Particular Items in Dispute:
Request 10 and Category 37:
Defendant objected that the categories
were “irrelevant…to the subject matter of this neighbor dispute.”
“As to motions to compel document requests,…moving parties must file evidence, such as a declaration, showing good cause, based on specific facts, that the requested matter is admissible evidence, or appears reasonably calculated to lead to the discovery of such evidence.” Calcor Space Facility, Inc. v. Sup. Ct. (1997) 53 Cal.App.4th 216, 223-24.
In this case, a description of the action as a “neighbor dispute” would be a gross understatement. Plaintiffs allege that a water company easement runs across a portion of their property, and a portion of adjoining property owned by Defendant Fallas.

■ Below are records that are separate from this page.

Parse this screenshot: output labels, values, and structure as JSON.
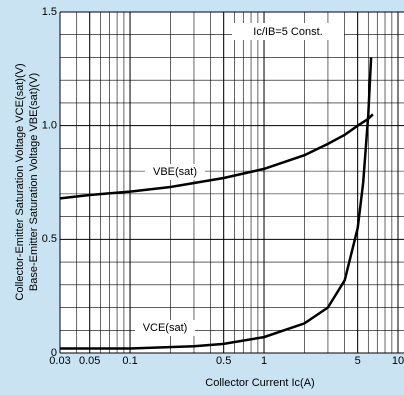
{
  "chart_data": {
    "type": "line",
    "x_label": "Collector Current Ic(A)",
    "y_label": [
      "Collector-Emitter Saturation Voltage VCE(sat)(V)",
      "Base-Emitter Saturation Voltage VBE(sat)(V)"
    ],
    "annotation": "Ic/IB=5 Const.",
    "x_scale": "log",
    "grid": true,
    "xlim": [
      0.03,
      10
    ],
    "ylim": [
      0,
      1.5
    ],
    "xticks": [
      0.03,
      0.05,
      0.1,
      0.5,
      1,
      5,
      10
    ],
    "yticks": [
      0,
      0.5,
      {
        "value": 1,
        "label": "1.0"
      },
      {
        "value": 1.5,
        "label": "1.5"
      }
    ],
    "series": [
      {
        "name": "VBE(sat)",
        "color": "#000000",
        "x": [
          0.03,
          0.05,
          0.1,
          0.2,
          0.5,
          1,
          2,
          3,
          4,
          5,
          6,
          6.5
        ],
        "values": [
          0.68,
          0.695,
          0.71,
          0.73,
          0.77,
          0.81,
          0.87,
          0.92,
          0.96,
          1.0,
          1.03,
          1.05
        ]
      },
      {
        "name": "VCE(sat)",
        "color": "#000000",
        "x": [
          0.03,
          0.1,
          0.3,
          0.5,
          1,
          2,
          3,
          4,
          5,
          5.5,
          6,
          6.3
        ],
        "values": [
          0.02,
          0.02,
          0.03,
          0.04,
          0.07,
          0.13,
          0.2,
          0.32,
          0.55,
          0.75,
          1.05,
          1.3
        ]
      }
    ]
  }
}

Plaintiffs allege that Defendant prevented the water company from accessing the easement across his property, forcing them to use the easement across Plaintiffs’ property, causing Plaintiffs damages. Plaintiffs also allege: (1) Defendant trespassed by building a storage shed which partially encroaches on Plaintiffs’ property; (2) Defendants interfered with the sale of Plaintiffs’ house to third parties; and (3) Defendant trespassed by secretly connecting to Plaintiffs’ sewer pipe without consent.
Request 10 asks Defendant to admit “You have in internet listings of your house for rent identified your house as being connected to the municipal sewage system.” This Request is relevant to the sewer pipe controversy. Similarly, Category 37 seeks documents evidencing the real estate listing. Therefore, the discovery appears reasonably calculated to lead to admissible evidence.
Categories 12 and 13:
Defendant objected on grounds that the category was overbroad as to time and scope. However, Category 12 relates to acts prior to 1995, so asking for communications with the water company from 1990 is not overly broad in scope. Further, Category 13 relates to communications between San Dimas from 1995, when Plaintiffs installed their sewer connection. Therefore, it is not overbroad.
Defendant also objects that the discovery items are burdensome. Objecting parties must file evidence detailing the amount of work involved, in order to support objections based upon burden and oppression. West Pico Furniture Co. v. Sup. Ct. (1961) 56 Cal.2d 407, 417; Weil & Brown, Civ. Pro. Before Trial (The Rutter Group 2012) ¶8:1097. Defendant has not detailed the amount of work that might be involved, so the objection is overruled.
Defendant is to provide further verified responses to the subject discovery within 10 days.
Sanctions:
The court finds that the monetary sanctions sought by counsel for Plaintiffs is excessive. Defendant and his counsel are jointly ordered to pay to counsel for Plaintiffs monetary sanctions in the total amount of $2,760.00 (9 x $300 + $60) within 10 days.